An IL-23-STAT4 pathway is required for the proinflammatory function of classical dendritic cells during CNS inflammation

Abstract

Although many cytokine pathways are important for dendritic cell (DC) development, it is less clear what cytokine signals promote the function of mature dendritic cells. The signal transducer and activator of transcription 4 (STAT4) promotes protective immunity and autoimmunity downstream of proinflammatory cytokines including IL-12 and IL-23. In experimental autoimmune encephalomyelitis (EAE), an animal model of multiple sclerosis (MS), Stat4^-/- mice are resistant to the development of inflammation and paralysis. To define whether STAT4 is required for intrinsic signaling in mature DC function, we used conditional mutant mice in the EAE model. Deficiency of STAT4 in CD11c-expressing cells resulted in decreased T cell priming and inflammation in the central nervous system. EAE susceptibility was recovered following adoptive transfer of wild-type bone marrow-derived DCs to mice with STAT4-deficient DCs, but not adoptive transfer of STAT4- or IL-23R-deficient DCs. Single-cell RNA-sequencing (RNA-seq) identified STAT4-dependent genes in DC subsets that paralleled a signature in MS patient DCs. Together, these data define an IL-23-STAT4 pathway in DCs that is key to DC function during inflammatory disease.

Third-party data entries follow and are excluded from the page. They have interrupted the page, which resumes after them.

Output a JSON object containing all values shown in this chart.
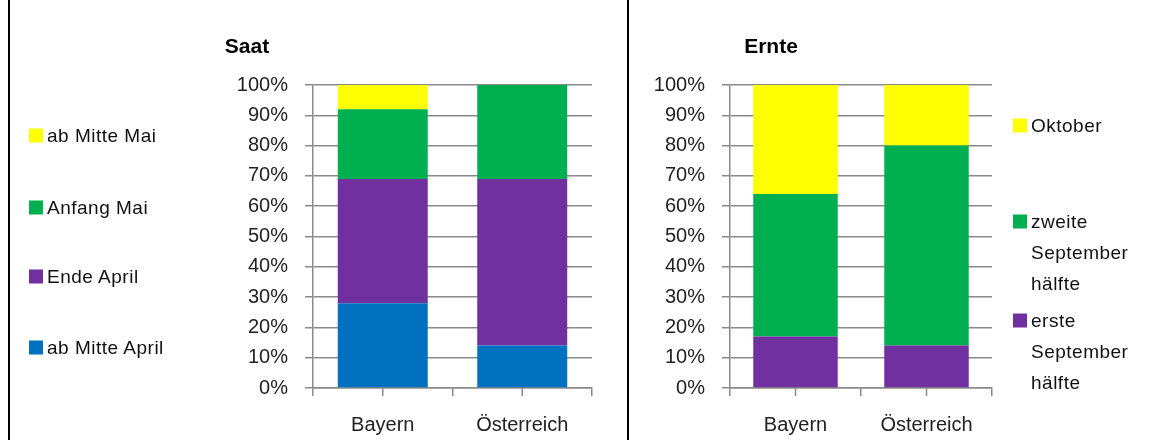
{
  "chart_data": [
    {
      "type": "bar",
      "title": "Saat",
      "categories": [
        "Bayern",
        "Österreich"
      ],
      "stacked": true,
      "series": [
        {
          "name": "ab Mitte April",
          "color": "#0070c0",
          "values": [
            28,
            14
          ]
        },
        {
          "name": "Ende April",
          "color": "#7030a0",
          "values": [
            41,
            55
          ]
        },
        {
          "name": "Anfang Mai",
          "color": "#00b050",
          "values": [
            23,
            31
          ]
        },
        {
          "name": "ab Mitte Mai",
          "color": "#ffff00",
          "values": [
            8,
            0
          ]
        }
      ],
      "ylim": [
        0,
        100
      ],
      "yticks": [
        {
          "value": 0,
          "label": "0%"
        },
        {
          "value": 10,
          "label": "10%"
        },
        {
          "value": 20,
          "label": "20%"
        },
        {
          "value": 30,
          "label": "30%"
        },
        {
          "value": 40,
          "label": "40%"
        },
        {
          "value": 50,
          "label": "50%"
        },
        {
          "value": 60,
          "label": "60%"
        },
        {
          "value": 70,
          "label": "70%"
        },
        {
          "value": 80,
          "label": "80%"
        },
        {
          "value": 90,
          "label": "90%"
        },
        {
          "value": 100,
          "label": "100%"
        }
      ],
      "grid": "y",
      "legend": "left"
    },
    {
      "type": "bar",
      "title": "Ernte",
      "categories": [
        "Bayern",
        "Österreich"
      ],
      "stacked": true,
      "series": [
        {
          "name": "erste September hälfte",
          "color": "#7030a0",
          "values": [
            17,
            14
          ]
        },
        {
          "name": "zweite September hälfte",
          "color": "#00b050",
          "values": [
            47,
            66
          ]
        },
        {
          "name": "Oktober",
          "color": "#ffff00",
          "values": [
            36,
            20
          ]
        }
      ],
      "ylim": [
        0,
        100
      ],
      "yticks": [
        {
          "value": 0,
          "label": "0%"
        },
        {
          "value": 10,
          "label": "10%"
        },
        {
          "value": 20,
          "label": "20%"
        },
        {
          "value": 30,
          "label": "30%"
        },
        {
          "value": 40,
          "label": "40%"
        },
        {
          "value": 50,
          "label": "50%"
        },
        {
          "value": 60,
          "label": "60%"
        },
        {
          "value": 70,
          "label": "70%"
        },
        {
          "value": 80,
          "label": "80%"
        },
        {
          "value": 90,
          "label": "90%"
        },
        {
          "value": 100,
          "label": "100%"
        }
      ],
      "grid": "y",
      "legend": "right"
    }
  ]
}
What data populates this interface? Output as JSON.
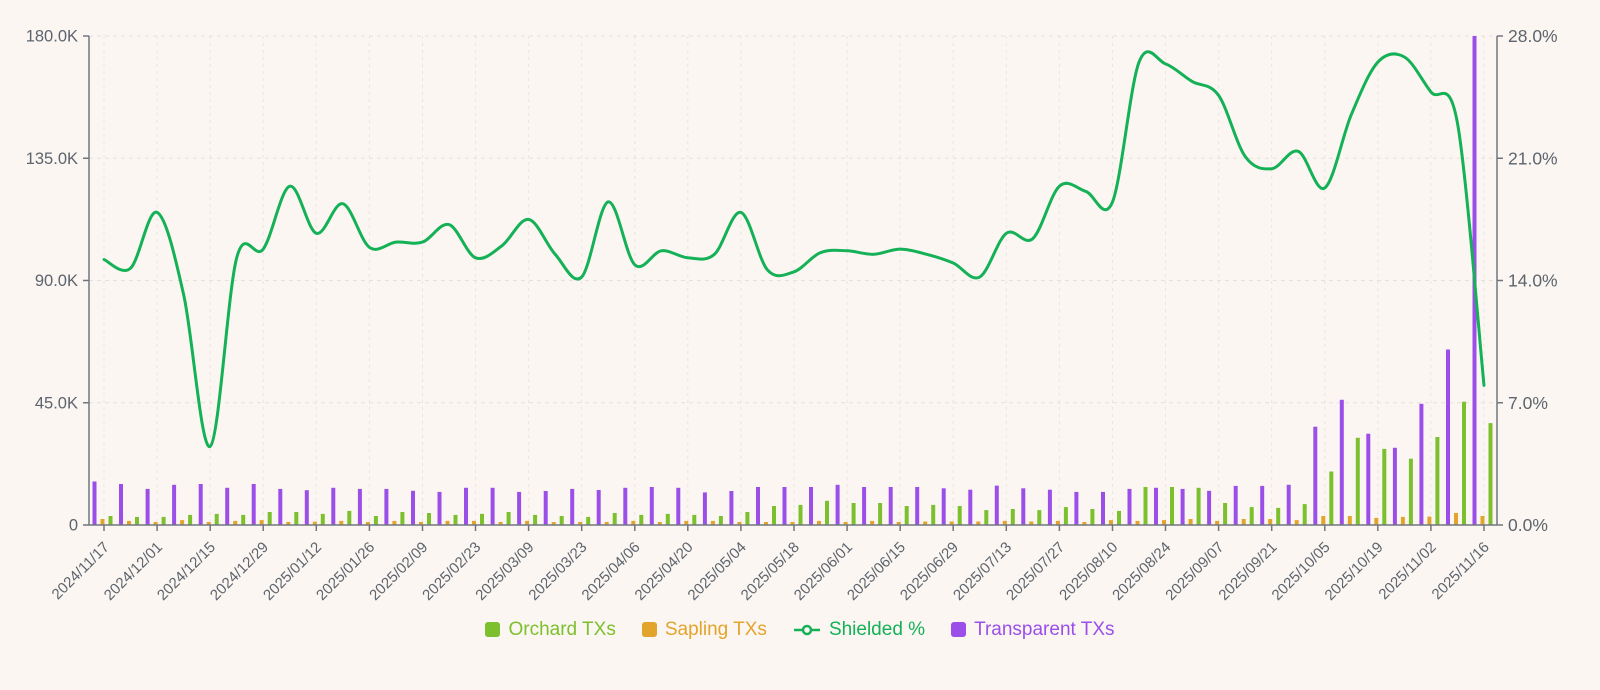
{
  "chart_data": {
    "type": "combo-bar-line",
    "categories": [
      "2024/11/17",
      "2024/11/24",
      "2024/12/01",
      "2024/12/08",
      "2024/12/15",
      "2024/12/22",
      "2024/12/29",
      "2025/01/05",
      "2025/01/12",
      "2025/01/19",
      "2025/01/26",
      "2025/02/02",
      "2025/02/09",
      "2025/02/16",
      "2025/02/23",
      "2025/03/02",
      "2025/03/09",
      "2025/03/16",
      "2025/03/23",
      "2025/03/30",
      "2025/04/06",
      "2025/04/13",
      "2025/04/20",
      "2025/04/27",
      "2025/05/04",
      "2025/05/11",
      "2025/05/18",
      "2025/05/25",
      "2025/06/01",
      "2025/06/08",
      "2025/06/15",
      "2025/06/22",
      "2025/06/29",
      "2025/07/06",
      "2025/07/13",
      "2025/07/20",
      "2025/07/27",
      "2025/08/03",
      "2025/08/10",
      "2025/08/17",
      "2025/08/24",
      "2025/08/31",
      "2025/09/07",
      "2025/09/14",
      "2025/09/21",
      "2025/09/28",
      "2025/10/05",
      "2025/10/12",
      "2025/10/19",
      "2025/10/26",
      "2025/11/02",
      "2025/11/09",
      "2025/11/16"
    ],
    "x_axis": {
      "tick_labels": [
        "2024/11/17",
        "2024/12/01",
        "2024/12/15",
        "2024/12/29",
        "2025/01/12",
        "2025/01/26",
        "2025/02/09",
        "2025/02/23",
        "2025/03/09",
        "2025/03/23",
        "2025/04/06",
        "2025/04/20",
        "2025/05/04",
        "2025/05/18",
        "2025/06/01",
        "2025/06/15",
        "2025/06/29",
        "2025/07/13",
        "2025/07/27",
        "2025/08/10",
        "2025/08/24",
        "2025/09/07",
        "2025/09/21",
        "2025/10/05",
        "2025/10/19",
        "2025/11/02",
        "2025/11/16"
      ],
      "label_every_n_categories": 2,
      "label_rotation_deg": 45
    },
    "y_axis_left": {
      "tick_labels": [
        "0",
        "45.0K",
        "90.0K",
        "135.0K",
        "180.0K"
      ],
      "min": 0,
      "max": 180000,
      "unit": "transactions"
    },
    "y_axis_right": {
      "tick_labels": [
        "0.0%",
        "7.0%",
        "14.0%",
        "21.0%",
        "28.0%"
      ],
      "min": 0,
      "max": 28,
      "unit": "percent"
    },
    "grid": {
      "horizontal": true,
      "vertical": true,
      "style": "dashed"
    },
    "bar_order_left_to_right": [
      "Transparent TXs",
      "Sapling TXs",
      "Orchard TXs"
    ],
    "series": [
      {
        "name": "Orchard TXs",
        "type": "bar",
        "axis": "left",
        "color": "#7cc02e",
        "unit": "K",
        "values": [
          3.3,
          3.0,
          3.0,
          3.7,
          4.1,
          3.7,
          4.8,
          4.8,
          4.1,
          5.2,
          3.3,
          4.8,
          4.4,
          3.7,
          4.1,
          4.8,
          3.7,
          3.3,
          3.0,
          4.4,
          3.7,
          4.1,
          3.7,
          3.3,
          4.8,
          7.0,
          7.4,
          8.9,
          8.1,
          8.1,
          7.0,
          7.4,
          7.0,
          5.5,
          5.9,
          5.5,
          6.6,
          5.9,
          5.2,
          14.0,
          14.0,
          13.7,
          8.1,
          6.6,
          6.3,
          7.7,
          19.7,
          32.1,
          28.0,
          24.4,
          32.4,
          45.4,
          37.5
        ]
      },
      {
        "name": "Sapling TXs",
        "type": "bar",
        "axis": "left",
        "color": "#e3a42c",
        "unit": "K",
        "values": [
          2.2,
          1.5,
          1.1,
          1.8,
          1.1,
          1.5,
          1.8,
          1.1,
          1.2,
          1.5,
          1.1,
          1.5,
          1.1,
          1.5,
          1.5,
          1.1,
          1.5,
          1.1,
          1.1,
          1.1,
          1.5,
          1.1,
          1.5,
          1.5,
          1.1,
          1.1,
          1.1,
          1.5,
          1.1,
          1.5,
          1.1,
          1.3,
          1.3,
          1.3,
          1.5,
          1.3,
          1.5,
          1.1,
          1.8,
          1.5,
          1.8,
          2.2,
          1.5,
          2.2,
          2.2,
          1.8,
          3.3,
          3.3,
          2.6,
          3.0,
          3.1,
          4.4,
          3.3
        ]
      },
      {
        "name": "Shielded %",
        "type": "line",
        "axis": "right",
        "color": "#14b157",
        "unit": "%",
        "values": [
          15.2,
          14.7,
          17.9,
          13.2,
          4.5,
          15.3,
          15.8,
          19.4,
          16.7,
          18.4,
          15.9,
          16.2,
          16.2,
          17.2,
          15.3,
          16.0,
          17.5,
          15.5,
          14.2,
          18.5,
          14.9,
          15.7,
          15.3,
          15.5,
          17.9,
          14.6,
          14.5,
          15.6,
          15.7,
          15.5,
          15.8,
          15.5,
          15.0,
          14.2,
          16.7,
          16.4,
          19.4,
          19.1,
          18.5,
          26.5,
          26.4,
          25.4,
          24.6,
          21.1,
          20.4,
          21.4,
          19.3,
          23.5,
          26.5,
          26.8,
          24.8,
          23.0,
          8.0
        ]
      },
      {
        "name": "Transparent TXs",
        "type": "bar",
        "axis": "left",
        "color": "#9b4fe8",
        "unit": "K",
        "values": [
          16.0,
          15.1,
          13.3,
          14.8,
          15.1,
          13.7,
          15.1,
          13.3,
          12.8,
          13.7,
          13.3,
          13.3,
          12.6,
          12.2,
          13.7,
          13.7,
          12.2,
          12.5,
          13.3,
          12.9,
          13.7,
          14.0,
          13.7,
          12.0,
          12.5,
          14.0,
          14.0,
          14.0,
          14.8,
          14.0,
          14.0,
          14.0,
          13.5,
          13.0,
          14.5,
          13.5,
          13.0,
          12.2,
          12.2,
          13.3,
          13.7,
          13.3,
          12.6,
          14.4,
          14.4,
          14.8,
          36.2,
          46.1,
          33.6,
          28.4,
          44.6,
          64.6,
          180.0
        ]
      }
    ],
    "legend": {
      "position": "bottom-center",
      "items": [
        {
          "label": "Orchard TXs",
          "icon": "square",
          "color": "#7cc02e"
        },
        {
          "label": "Sapling TXs",
          "icon": "square",
          "color": "#e3a42c"
        },
        {
          "label": "Shielded %",
          "icon": "line-circle",
          "color": "#14b157"
        },
        {
          "label": "Transparent TXs",
          "icon": "square",
          "color": "#9b4fe8"
        }
      ]
    },
    "colors": {
      "background": "#fbf6f2",
      "grid_line": "#e6e0da",
      "axis_line": "#71767e",
      "tick_label": "#5d646d"
    }
  }
}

Keywords: EAE; STAT4; cytokines; dendritic cells.

Fig. 1.

STAT4 in T cells and CD11c⁺-expressing cells, but not in Lyz2-expressing cells, is required for EAE development. (A and B) EAE clinical and cumulative scores of WT and Stat4^fl/flCD4^Cre mice. (C) Representative flow plots of the frequencies and scatter plots of the absolute numbers of infiltrating CD4⁺ T cells in the CNS of WT and Stat4^fl/flCD4^Cre mice. (D and E) EAE clinical and cumulative scores of WT and Stat4^fl/flLyz2^Cre mice post-EAE induction. (F) Representative flow plots of the frequencies and scatter plots of the absolute numbers of infiltrating CD4⁺ T cells in the CNS of WT and Stat4^fl/flLyz2^Cre mice. (G and H) EAE clinical and cumulative scores of WT and Stat4^fl/flCD11c^Cre mice post-EAE induction. (I) Representative flow plots of the frequencies and scatter plots of the absolute numbers of infiltrating CD4⁺ T cells in the CNS of WT and Stat4^fl/flCD11c^Cre mice. Data represent mean ± SEM (n = 5) and represent two to three independent experiments. One-way ANOVA with Tukey post hoc test was used to compare means in (A), (D), and (F), and an unpaired t test was used to compare means in the remaining plots. ^**P < 0.01, ^***P < 0.001, and ^****P < 0.0001. ns, indicates not significant.

Fig. 2.

STAT4 is activated in CD11c⁺ cells in the inflamed CNS and regulates cDC2 infiltration. (A) Scheme of pSTAT4 staining in CD11c⁺ cells of the lumbar sections at the peak of EAE. (B) Immunofluorescence staining of pSTAT4 and CD11c in the spinal cord lumbar sections of EAE mice at day 15 postimmunization, EAE clinical score 3.5. (C) Representative flow plots and scatter plots of the frequencies of cDC2 cells in the CNS of WT and Stat4^fl/flCD11c^Cre at day 16 post-EAE immunization. (D) Representative histograms and scatter plot of MHCII^high+ frequencies in the CNS of WT and Stat4^fl/flCD11c^Cre at day 16 postimmunization. (E–G) Representative histograms and scatter plots of gMFI of the costimulatory markers (CD86, CD80, and CD40) on the surface of cDC2s in the CNS. Data are pooled from two to three independent experiments (n = 16 or n = 10). An unpaired t test was used to compare means in all the plots. ^***P < 0.001 and ^****P < 0.0001. gMFI, geometric mean fluorescence intensity.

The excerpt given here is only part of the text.